The directional derivative of function $ F(f) $ is by definition the old-fashioned $$ D_uF(f) = \lim_{\epsilon\to 0} {{F(f+u\epsilon)-F(f)}\over{\epsilon}} $$ $$ = \lim_{\epsilon\to 0} {{\langle\langle f+u\epsilon, g\rangle\rangle - \langle\langle f,g \rangle \rangle}\over{\epsilon}} $$ Recall that the inner product of two functions $ \langle\langle f,g \rangle\rangle = \int_0^1{f(x) \cdot g(x)dx}$ , we have $$ D_uF(f) = \lim_{\epsilon\to 0} {{\int_0^1{(f+u \epsilon)(x)\cdot g(x)dx} - \int_0^1{f(x) \cdot g(x)dx}}\over{\epsilon}} $$ $$ = \lim_{\epsilon\to 0} {{\int_0^1{\epsilon u(x)\cdot g(x)dx} }\over{\epsilon}} $$ $$ = {\int_0^1{u(x) \cdot g(x)dx}} $$ $$ = \langle\langle u, g\rangle\rangle $$ Since $ \langle\langle\nabla F(f), u\rangle\rangle = D_uF(f) $ must be true for all u, we get $$ \nabla F(f) = g $$

@taoy1 Terrific.
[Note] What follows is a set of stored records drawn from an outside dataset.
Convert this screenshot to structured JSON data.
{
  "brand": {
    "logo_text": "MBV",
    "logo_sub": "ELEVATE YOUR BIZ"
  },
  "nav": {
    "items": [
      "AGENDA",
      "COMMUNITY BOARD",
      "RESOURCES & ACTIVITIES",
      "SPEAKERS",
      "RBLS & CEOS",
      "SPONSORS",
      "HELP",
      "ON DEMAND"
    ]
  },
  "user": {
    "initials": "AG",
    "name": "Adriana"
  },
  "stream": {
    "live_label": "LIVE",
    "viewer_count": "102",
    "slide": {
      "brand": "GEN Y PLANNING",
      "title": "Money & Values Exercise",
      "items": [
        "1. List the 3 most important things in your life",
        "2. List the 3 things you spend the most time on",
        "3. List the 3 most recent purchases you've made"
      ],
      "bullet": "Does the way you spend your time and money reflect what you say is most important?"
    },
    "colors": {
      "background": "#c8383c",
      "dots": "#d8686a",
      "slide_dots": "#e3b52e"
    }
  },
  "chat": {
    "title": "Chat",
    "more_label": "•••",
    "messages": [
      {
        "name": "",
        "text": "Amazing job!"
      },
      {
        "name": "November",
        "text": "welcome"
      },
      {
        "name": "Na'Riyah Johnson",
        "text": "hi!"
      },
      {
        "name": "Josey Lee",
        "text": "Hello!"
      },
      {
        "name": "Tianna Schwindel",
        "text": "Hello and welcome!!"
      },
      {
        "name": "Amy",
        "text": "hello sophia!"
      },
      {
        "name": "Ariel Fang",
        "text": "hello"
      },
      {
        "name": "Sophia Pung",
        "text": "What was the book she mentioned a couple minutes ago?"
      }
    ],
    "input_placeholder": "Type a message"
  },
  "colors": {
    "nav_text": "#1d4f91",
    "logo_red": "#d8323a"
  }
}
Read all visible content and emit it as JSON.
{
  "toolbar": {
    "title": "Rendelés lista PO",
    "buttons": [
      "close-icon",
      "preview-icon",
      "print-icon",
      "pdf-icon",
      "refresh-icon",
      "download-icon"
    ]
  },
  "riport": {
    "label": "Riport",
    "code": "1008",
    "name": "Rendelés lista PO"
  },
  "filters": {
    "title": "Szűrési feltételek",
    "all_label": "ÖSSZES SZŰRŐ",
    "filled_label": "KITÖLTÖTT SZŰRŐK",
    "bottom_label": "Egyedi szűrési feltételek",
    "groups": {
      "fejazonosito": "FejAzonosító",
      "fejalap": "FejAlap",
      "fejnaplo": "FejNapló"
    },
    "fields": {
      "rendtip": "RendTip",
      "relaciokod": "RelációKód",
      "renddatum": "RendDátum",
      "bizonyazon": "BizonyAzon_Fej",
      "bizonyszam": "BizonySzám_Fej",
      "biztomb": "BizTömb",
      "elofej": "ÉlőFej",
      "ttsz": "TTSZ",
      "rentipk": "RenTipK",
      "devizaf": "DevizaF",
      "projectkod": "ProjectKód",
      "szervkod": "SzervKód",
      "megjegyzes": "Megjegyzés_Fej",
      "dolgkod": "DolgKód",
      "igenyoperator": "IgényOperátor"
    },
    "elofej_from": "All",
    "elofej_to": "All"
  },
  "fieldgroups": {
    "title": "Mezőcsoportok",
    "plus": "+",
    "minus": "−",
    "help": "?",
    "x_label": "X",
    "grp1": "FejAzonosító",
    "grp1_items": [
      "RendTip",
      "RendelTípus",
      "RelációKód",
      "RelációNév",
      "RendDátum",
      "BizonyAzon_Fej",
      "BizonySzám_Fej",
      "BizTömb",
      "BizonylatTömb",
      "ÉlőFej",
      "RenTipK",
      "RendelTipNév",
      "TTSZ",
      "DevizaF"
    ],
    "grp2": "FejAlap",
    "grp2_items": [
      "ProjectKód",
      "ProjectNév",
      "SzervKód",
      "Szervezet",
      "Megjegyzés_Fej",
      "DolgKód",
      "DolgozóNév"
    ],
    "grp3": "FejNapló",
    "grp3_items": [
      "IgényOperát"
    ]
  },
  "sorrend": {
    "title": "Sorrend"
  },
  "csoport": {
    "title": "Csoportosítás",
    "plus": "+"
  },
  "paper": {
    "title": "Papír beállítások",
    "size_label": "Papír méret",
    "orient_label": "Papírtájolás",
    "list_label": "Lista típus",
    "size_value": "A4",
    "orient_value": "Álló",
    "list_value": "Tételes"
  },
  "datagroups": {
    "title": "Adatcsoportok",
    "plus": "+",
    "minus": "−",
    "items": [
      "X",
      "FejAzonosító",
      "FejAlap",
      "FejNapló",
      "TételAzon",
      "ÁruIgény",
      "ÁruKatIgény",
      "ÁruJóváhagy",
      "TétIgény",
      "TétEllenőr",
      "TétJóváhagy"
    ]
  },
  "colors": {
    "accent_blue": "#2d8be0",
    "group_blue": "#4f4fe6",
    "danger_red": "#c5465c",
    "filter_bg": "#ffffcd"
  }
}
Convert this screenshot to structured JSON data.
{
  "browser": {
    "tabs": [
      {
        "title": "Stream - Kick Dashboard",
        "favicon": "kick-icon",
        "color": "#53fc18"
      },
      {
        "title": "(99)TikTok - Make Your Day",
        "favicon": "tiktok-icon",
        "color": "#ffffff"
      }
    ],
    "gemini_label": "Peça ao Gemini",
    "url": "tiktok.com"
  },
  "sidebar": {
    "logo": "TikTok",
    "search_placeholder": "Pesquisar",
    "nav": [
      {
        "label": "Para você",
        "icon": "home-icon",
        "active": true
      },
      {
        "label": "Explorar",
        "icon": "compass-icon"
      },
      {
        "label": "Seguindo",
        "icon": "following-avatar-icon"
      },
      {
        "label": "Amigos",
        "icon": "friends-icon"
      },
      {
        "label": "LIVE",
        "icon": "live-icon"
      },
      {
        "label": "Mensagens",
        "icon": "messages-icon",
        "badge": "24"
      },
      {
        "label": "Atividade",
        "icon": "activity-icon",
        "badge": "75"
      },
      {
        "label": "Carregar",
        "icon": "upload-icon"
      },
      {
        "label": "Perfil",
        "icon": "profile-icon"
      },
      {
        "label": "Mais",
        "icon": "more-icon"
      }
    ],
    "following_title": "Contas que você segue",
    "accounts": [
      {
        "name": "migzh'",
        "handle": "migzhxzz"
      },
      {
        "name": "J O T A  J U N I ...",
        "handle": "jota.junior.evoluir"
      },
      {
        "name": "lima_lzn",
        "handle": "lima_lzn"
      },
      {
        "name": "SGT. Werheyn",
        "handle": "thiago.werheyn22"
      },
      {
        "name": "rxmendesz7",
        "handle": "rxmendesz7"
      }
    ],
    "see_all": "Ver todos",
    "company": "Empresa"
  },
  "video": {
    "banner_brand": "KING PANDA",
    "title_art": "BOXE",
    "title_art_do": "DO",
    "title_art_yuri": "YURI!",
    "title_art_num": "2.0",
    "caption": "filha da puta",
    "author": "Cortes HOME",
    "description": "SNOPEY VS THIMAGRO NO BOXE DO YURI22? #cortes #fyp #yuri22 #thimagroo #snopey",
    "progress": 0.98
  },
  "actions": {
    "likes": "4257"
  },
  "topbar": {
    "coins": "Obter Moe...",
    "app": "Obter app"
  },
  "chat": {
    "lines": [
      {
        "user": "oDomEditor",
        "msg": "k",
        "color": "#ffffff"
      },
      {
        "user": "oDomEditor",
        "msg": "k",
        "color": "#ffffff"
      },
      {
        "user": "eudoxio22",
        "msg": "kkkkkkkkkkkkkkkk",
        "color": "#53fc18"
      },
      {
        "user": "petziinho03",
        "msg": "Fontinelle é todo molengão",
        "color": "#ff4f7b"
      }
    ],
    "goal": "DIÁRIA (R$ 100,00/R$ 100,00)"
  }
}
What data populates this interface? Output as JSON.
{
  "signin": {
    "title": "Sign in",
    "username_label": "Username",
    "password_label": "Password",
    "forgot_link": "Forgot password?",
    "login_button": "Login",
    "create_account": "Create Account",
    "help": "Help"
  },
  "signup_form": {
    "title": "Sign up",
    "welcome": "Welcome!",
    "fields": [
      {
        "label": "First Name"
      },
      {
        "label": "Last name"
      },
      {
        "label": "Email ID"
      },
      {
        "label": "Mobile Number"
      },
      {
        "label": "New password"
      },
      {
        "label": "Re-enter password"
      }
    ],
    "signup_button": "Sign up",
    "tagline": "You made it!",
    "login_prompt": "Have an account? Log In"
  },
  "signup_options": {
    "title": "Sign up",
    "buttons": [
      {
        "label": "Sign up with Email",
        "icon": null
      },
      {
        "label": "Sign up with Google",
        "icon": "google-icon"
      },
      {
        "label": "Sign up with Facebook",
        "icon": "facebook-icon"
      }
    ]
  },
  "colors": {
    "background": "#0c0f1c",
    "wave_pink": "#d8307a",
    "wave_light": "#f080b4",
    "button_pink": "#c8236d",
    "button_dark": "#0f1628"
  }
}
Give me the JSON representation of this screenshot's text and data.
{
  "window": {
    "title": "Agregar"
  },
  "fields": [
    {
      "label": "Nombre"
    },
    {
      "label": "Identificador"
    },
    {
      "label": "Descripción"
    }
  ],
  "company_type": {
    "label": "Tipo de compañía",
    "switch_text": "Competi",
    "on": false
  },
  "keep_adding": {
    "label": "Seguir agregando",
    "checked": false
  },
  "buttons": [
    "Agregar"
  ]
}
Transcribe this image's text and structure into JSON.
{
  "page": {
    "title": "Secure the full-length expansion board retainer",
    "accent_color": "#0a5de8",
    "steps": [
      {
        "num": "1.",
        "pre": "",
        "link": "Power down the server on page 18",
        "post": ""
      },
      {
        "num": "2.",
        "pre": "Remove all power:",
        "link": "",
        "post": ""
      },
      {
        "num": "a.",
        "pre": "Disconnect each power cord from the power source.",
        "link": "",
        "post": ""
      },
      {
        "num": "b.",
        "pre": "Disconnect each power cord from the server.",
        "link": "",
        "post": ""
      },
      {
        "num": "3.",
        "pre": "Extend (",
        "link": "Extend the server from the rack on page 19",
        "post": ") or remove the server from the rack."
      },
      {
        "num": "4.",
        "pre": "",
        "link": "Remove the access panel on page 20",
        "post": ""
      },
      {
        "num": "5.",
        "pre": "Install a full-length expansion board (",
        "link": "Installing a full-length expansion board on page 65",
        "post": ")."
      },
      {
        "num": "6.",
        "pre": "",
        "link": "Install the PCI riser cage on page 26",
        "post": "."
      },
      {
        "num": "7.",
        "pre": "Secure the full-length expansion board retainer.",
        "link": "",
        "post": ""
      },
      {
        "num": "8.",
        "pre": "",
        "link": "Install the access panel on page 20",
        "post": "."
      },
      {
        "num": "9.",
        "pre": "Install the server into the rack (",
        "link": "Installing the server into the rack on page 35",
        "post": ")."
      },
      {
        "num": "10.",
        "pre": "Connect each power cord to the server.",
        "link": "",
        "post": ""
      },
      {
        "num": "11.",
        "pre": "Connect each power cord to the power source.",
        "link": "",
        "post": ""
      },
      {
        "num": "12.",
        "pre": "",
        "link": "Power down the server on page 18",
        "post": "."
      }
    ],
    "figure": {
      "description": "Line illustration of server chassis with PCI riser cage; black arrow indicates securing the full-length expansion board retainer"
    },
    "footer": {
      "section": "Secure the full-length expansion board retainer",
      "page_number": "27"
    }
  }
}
One way you could make this writeup a little clearer is by adding just a couple more steps for your limit. I.e., show how this expression ends up becoming just $\langle\langle u, g \rangle\rangle$.

Thanks. I have edited my writeup above.